Be Kind to Your Nervous System, make yourself feel as safe as possible, seek pleasure, comfort and safety, meditate. Don’t dramatize your pain. A lot of people with chronic pain condition tend to be very creative in describing their pain simply because they are not believed by others and need to exaggerate to make their point.
This however might be a trap. The more you dramatize, the more you cooperate with your brain – your conscious mind send information back to your brain agreeing on the terrible levels of pain. Then what happens is the brain send you more pain. You really want to avoid reinforcing your levels of pain.
I to have MS and am suffering from significant pain. I currently take paracetamol, Celebrix, lyrica Tramadol and hydromorphone (Jurnista) to control it but have started to struggle because the weather has changed. Previously I have found lignocaine infusions helpful for this temperature sensitivity but as this no longer works I am going into hospital this week for a ketamine infusion.

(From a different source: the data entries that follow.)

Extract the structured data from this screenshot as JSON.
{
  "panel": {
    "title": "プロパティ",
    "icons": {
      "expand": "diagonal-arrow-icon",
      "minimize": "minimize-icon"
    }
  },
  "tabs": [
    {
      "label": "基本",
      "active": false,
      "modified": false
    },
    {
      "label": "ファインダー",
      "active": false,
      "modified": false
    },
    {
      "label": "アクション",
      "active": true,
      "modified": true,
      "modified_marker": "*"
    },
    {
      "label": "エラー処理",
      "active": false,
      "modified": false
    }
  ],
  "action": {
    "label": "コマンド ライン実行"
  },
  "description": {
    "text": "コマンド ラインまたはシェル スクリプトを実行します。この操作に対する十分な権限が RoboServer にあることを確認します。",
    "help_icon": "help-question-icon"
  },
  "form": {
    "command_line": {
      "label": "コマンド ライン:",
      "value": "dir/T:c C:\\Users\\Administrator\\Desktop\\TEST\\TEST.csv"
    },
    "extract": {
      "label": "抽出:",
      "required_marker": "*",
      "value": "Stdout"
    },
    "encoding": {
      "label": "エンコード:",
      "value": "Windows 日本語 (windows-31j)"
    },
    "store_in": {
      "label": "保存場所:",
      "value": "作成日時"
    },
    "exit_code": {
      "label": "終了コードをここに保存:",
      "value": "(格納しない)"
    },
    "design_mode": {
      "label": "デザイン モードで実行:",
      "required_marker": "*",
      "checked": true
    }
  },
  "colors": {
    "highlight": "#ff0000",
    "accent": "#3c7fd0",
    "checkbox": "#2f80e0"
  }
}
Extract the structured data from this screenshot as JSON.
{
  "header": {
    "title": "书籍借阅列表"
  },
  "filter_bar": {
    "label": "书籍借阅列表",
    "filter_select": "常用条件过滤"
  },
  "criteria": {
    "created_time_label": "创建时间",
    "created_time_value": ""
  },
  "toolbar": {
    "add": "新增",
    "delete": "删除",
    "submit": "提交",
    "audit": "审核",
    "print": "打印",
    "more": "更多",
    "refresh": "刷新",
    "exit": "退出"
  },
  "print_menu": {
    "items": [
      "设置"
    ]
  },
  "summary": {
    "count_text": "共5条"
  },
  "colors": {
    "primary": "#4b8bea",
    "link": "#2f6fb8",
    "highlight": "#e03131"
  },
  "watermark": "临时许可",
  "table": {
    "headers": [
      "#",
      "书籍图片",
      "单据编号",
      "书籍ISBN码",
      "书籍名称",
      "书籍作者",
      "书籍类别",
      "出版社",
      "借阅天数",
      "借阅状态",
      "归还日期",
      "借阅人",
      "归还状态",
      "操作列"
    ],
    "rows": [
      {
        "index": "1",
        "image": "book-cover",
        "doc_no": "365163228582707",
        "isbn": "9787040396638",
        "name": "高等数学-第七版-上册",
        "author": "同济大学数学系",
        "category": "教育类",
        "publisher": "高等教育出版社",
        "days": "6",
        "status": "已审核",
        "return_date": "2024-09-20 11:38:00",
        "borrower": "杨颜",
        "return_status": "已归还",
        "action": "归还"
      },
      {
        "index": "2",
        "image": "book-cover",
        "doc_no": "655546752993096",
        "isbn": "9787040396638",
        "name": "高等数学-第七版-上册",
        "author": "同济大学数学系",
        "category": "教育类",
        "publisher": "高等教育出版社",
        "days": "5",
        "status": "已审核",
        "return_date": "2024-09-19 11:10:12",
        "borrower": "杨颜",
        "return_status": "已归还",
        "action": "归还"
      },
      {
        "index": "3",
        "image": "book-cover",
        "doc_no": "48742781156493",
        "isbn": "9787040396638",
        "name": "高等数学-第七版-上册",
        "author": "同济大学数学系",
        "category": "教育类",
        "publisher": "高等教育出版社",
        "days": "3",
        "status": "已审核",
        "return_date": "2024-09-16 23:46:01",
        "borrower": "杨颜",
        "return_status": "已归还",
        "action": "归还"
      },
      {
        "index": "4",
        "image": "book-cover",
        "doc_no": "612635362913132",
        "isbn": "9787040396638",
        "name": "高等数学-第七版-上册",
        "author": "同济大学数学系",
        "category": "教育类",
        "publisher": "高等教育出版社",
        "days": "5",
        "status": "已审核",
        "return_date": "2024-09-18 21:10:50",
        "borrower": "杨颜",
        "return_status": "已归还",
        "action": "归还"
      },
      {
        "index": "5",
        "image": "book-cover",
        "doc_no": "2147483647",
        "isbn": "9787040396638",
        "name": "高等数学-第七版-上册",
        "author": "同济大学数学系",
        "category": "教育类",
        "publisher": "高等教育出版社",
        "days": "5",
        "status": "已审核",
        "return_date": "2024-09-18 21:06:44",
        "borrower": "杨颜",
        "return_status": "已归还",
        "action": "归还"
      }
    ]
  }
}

I have previously used ketamine troches orally but found that through a poor understanding of central sensitisation, I’m on my third Pain Specialist, their use although effective resulted in a horrible disassociative state and infact seemed to increase my central sensitisation over the eighteen month period I was prescribed them.
I would completely agree with the idea that knowledge is power and as well as recommending this excellent website I would direct you to the NOI group from Adelade Australia. I have recently obtained all of their written material and this more than anything has given me a greater understanding of the factors affecting the central processing of danger messages.